International Criminal Law - an Instrument for Political Arbitrariness?

International Criminal Law - an Instrument for Political Arbitrariness?

As officially announced by the Foreign Ministry in mid-October, Austria is supporting Ukraine before the International Court of Justice as an intervener in the proceedings against Russia based on the Genocide Convention. By way of background, Ukraine brought a case against Russia before the International Court of Justice on 26 February 2022 to counter Russia's claim that its war of aggression prevented genocide against the Russian-speaking population in eastern Ukraine.
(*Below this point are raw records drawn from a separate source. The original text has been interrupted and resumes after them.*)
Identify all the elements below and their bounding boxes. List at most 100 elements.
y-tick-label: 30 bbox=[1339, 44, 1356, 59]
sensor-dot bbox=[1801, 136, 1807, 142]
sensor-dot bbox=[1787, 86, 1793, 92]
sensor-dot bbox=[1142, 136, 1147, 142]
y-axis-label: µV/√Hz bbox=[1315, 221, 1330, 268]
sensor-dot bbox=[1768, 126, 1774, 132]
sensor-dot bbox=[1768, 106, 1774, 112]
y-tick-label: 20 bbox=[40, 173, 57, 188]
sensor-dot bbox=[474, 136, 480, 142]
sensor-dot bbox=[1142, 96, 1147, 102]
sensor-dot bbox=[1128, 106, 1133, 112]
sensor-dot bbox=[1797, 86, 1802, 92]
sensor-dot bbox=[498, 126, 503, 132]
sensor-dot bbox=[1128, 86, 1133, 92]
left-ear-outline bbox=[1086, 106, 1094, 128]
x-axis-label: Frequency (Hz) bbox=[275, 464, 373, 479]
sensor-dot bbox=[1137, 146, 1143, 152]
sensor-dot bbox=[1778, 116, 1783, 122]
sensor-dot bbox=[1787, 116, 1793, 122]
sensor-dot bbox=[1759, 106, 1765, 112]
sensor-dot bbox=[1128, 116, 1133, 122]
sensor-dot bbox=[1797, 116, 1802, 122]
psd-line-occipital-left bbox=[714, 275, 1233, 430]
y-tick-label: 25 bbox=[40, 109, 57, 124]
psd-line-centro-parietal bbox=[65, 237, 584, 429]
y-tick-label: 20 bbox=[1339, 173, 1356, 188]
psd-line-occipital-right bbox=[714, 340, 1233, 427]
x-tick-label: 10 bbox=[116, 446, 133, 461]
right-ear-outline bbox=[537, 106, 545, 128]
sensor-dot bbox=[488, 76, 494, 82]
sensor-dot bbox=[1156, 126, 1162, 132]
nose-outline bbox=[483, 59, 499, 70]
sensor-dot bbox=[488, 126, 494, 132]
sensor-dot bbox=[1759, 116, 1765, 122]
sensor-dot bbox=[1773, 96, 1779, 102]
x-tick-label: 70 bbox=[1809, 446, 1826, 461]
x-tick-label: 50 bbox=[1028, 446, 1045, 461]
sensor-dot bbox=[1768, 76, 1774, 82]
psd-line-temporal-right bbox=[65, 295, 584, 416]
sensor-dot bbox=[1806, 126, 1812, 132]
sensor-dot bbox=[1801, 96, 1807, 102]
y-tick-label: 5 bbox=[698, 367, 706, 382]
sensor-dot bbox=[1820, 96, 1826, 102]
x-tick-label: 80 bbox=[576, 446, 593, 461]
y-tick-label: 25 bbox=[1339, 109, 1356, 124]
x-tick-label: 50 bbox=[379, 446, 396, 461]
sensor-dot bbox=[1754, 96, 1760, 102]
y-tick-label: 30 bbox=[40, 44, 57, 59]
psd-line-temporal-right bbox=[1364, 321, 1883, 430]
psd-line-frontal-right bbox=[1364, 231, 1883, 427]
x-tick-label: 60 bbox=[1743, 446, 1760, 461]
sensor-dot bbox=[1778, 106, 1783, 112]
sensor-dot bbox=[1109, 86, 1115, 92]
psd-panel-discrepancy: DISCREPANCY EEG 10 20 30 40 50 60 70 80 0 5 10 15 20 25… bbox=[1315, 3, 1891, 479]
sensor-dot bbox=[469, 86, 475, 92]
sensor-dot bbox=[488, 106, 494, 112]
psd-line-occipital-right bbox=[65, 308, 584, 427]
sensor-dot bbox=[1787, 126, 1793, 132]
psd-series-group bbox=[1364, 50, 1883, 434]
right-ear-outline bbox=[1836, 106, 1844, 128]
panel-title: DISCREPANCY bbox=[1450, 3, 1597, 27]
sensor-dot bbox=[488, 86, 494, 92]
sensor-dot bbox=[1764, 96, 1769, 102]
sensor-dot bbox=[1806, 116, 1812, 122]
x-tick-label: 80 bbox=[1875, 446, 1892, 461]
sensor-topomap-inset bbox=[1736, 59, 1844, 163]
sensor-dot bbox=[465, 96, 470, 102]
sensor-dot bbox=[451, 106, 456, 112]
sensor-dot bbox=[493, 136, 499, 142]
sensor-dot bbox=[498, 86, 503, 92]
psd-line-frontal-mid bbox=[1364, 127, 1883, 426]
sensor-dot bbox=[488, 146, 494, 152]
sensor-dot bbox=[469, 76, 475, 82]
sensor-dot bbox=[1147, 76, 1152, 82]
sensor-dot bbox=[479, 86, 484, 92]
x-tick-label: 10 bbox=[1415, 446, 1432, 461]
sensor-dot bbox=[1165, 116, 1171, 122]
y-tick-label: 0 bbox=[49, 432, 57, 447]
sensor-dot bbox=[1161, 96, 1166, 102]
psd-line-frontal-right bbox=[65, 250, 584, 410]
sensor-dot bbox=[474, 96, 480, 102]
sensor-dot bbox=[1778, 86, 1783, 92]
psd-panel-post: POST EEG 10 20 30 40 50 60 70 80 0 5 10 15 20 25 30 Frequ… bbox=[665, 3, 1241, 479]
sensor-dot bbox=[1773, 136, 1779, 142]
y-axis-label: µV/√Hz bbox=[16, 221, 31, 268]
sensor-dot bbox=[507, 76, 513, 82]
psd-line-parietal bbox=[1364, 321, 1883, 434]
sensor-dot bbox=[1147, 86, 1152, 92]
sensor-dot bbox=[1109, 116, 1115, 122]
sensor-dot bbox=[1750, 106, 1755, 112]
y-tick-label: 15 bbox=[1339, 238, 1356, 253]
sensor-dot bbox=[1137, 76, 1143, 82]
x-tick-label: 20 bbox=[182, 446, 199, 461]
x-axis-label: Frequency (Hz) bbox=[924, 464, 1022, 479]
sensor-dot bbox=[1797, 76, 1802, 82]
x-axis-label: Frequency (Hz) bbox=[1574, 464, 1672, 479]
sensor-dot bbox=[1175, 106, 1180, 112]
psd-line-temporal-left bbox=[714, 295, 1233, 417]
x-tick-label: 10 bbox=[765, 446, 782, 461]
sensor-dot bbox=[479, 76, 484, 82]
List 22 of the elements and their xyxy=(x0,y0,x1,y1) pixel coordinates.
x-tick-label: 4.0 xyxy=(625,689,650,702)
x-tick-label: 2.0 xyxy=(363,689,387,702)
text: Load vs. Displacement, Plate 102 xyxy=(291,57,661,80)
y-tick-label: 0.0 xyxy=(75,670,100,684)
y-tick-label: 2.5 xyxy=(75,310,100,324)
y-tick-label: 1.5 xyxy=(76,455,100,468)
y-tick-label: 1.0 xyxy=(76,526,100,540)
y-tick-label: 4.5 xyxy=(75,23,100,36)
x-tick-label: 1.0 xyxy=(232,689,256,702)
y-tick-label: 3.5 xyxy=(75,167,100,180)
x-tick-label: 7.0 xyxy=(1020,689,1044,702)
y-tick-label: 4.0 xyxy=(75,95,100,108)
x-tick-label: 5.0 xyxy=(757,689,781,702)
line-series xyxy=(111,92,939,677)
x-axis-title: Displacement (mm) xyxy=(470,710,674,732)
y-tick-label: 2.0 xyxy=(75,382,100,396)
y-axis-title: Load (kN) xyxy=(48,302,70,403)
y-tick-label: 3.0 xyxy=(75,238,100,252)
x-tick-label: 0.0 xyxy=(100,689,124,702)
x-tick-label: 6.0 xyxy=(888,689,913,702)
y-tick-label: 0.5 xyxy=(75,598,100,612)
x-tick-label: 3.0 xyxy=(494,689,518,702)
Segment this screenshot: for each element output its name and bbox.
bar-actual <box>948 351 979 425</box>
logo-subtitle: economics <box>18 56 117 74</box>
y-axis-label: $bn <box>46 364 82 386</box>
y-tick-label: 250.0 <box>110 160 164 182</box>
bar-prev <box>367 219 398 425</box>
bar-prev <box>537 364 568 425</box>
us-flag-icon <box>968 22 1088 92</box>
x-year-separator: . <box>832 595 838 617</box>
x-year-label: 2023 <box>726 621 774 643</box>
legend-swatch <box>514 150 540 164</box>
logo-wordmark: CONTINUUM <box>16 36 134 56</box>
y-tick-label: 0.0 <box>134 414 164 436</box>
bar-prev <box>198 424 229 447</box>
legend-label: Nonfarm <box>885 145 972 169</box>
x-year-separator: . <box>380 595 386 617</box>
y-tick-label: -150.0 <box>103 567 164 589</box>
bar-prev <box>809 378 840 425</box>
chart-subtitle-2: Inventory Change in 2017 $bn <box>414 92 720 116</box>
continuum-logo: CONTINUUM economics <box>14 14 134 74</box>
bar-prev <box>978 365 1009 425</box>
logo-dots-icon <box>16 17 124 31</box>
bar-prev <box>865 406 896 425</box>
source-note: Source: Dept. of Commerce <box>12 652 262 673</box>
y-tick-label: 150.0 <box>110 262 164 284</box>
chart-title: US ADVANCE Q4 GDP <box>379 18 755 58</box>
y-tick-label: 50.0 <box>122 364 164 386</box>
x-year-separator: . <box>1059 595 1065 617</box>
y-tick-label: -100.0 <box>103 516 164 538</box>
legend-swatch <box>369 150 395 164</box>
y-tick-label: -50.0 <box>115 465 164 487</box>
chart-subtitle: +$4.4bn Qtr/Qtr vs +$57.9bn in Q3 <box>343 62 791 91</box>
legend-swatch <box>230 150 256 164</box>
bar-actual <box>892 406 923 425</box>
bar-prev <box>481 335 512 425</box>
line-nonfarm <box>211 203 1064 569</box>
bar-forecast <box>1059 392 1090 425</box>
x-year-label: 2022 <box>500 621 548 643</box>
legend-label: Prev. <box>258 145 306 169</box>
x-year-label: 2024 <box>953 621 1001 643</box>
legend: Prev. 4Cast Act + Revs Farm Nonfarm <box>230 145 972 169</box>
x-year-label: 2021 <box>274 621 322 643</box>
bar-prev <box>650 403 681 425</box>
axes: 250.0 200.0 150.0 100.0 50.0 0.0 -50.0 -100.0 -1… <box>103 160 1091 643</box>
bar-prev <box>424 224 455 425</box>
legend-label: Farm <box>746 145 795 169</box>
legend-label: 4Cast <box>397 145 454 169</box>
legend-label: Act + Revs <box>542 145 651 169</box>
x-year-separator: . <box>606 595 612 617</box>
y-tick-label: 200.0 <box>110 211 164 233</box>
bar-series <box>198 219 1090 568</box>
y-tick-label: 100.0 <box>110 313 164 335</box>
In the pending case, Ukraine is asking the International Court of Justice to find that Ukraine did not commit genocide in eastern Ukraine. Rather, Russia had violated the Genocide Convention through its misuse of the concept of genocide to justify its war of aggression. Austria now supports this position.

In the specific occasion of the declaration of intervention, the Austrian Foreign Ministry makes it clear that it is not a matter of actively participating in the construction of a multipolar world order with the unclouded view of a country that is neutral according to its State Treaty:

"If Russia tries to cynically instrumentalise the Genocide Convention to justify its war of aggression in Ukraine, then Austria cannot and will not remain silent." [1]

However, the Ministry is very much silent on the fact that Austria itself - together with other states - instrumentalises international tribunals for its own political purposes under the pretext of international law or the breach of rule of law principles.

For Austria, too, is discussing in the Council of Europe the creation of an international ad hoc tribunal to investigate war crimes in Ukraine. [2] The International Criminal Court's hands are tied on this issue; it only has jurisdiction if both the attacking and the attacked state are members of the statute - which is neither the case with Ukraine nor with Russia. Nevertheless, neutral Austria supports investigations of crimes committed by individuals under international criminal law at the International Criminal Court both in terms of personnel and with a sum of money amounting to 100,000 euros, which the Foreign Ministry has transferred to the prosecuting authority.

"Legalisation" of political propaganda

However, the Austrian Minister of Justice Alma Zadić (Greens) recently took the cake: she had a decree drafted that is supposed to "specify the prerequisites for domestic jurisdiction in the case of war crimes". [3] The minister interprets the "violation of Austrian interests" very extensively by taking the route of Ukrainians who fled to Austria.

This decree also shows that criminal prosecution under international law is now being misused for political goals and propaganda in one's own country. For in the case of an investigation initiated in Austria against violations of international law in Ukraine, it would have to be possible to establish a causal connection between a refugee arrival and a concrete offence under international law. In addition, Austrian interests would have to be massively impaired in the individual case - these criteria will not regularly be met for the war crimes that are commonplace in the context of war.

As experienced EU Europeans, we know that the elites make the principles of the rule of law a matter of faith and measure them against their own non-transparent "values". International court proceedings are abused for the enforcement of their own power interests. Austria has submitted to this dictate.

However, neither the political opposition, nor the judiciary, nor the media ask critical questions, which would be highly timely in this context. Official Austria - right down to its institutions - has meanwhile allowed itself to be taken over by transatlantic interests and by the elites within the European Union. As a neutral state, Austria would have the opportunity to make its contribution to peace in Europe and good neighbourly relations with diplomatic skill. This opportunity is being squandered. The price will be very high.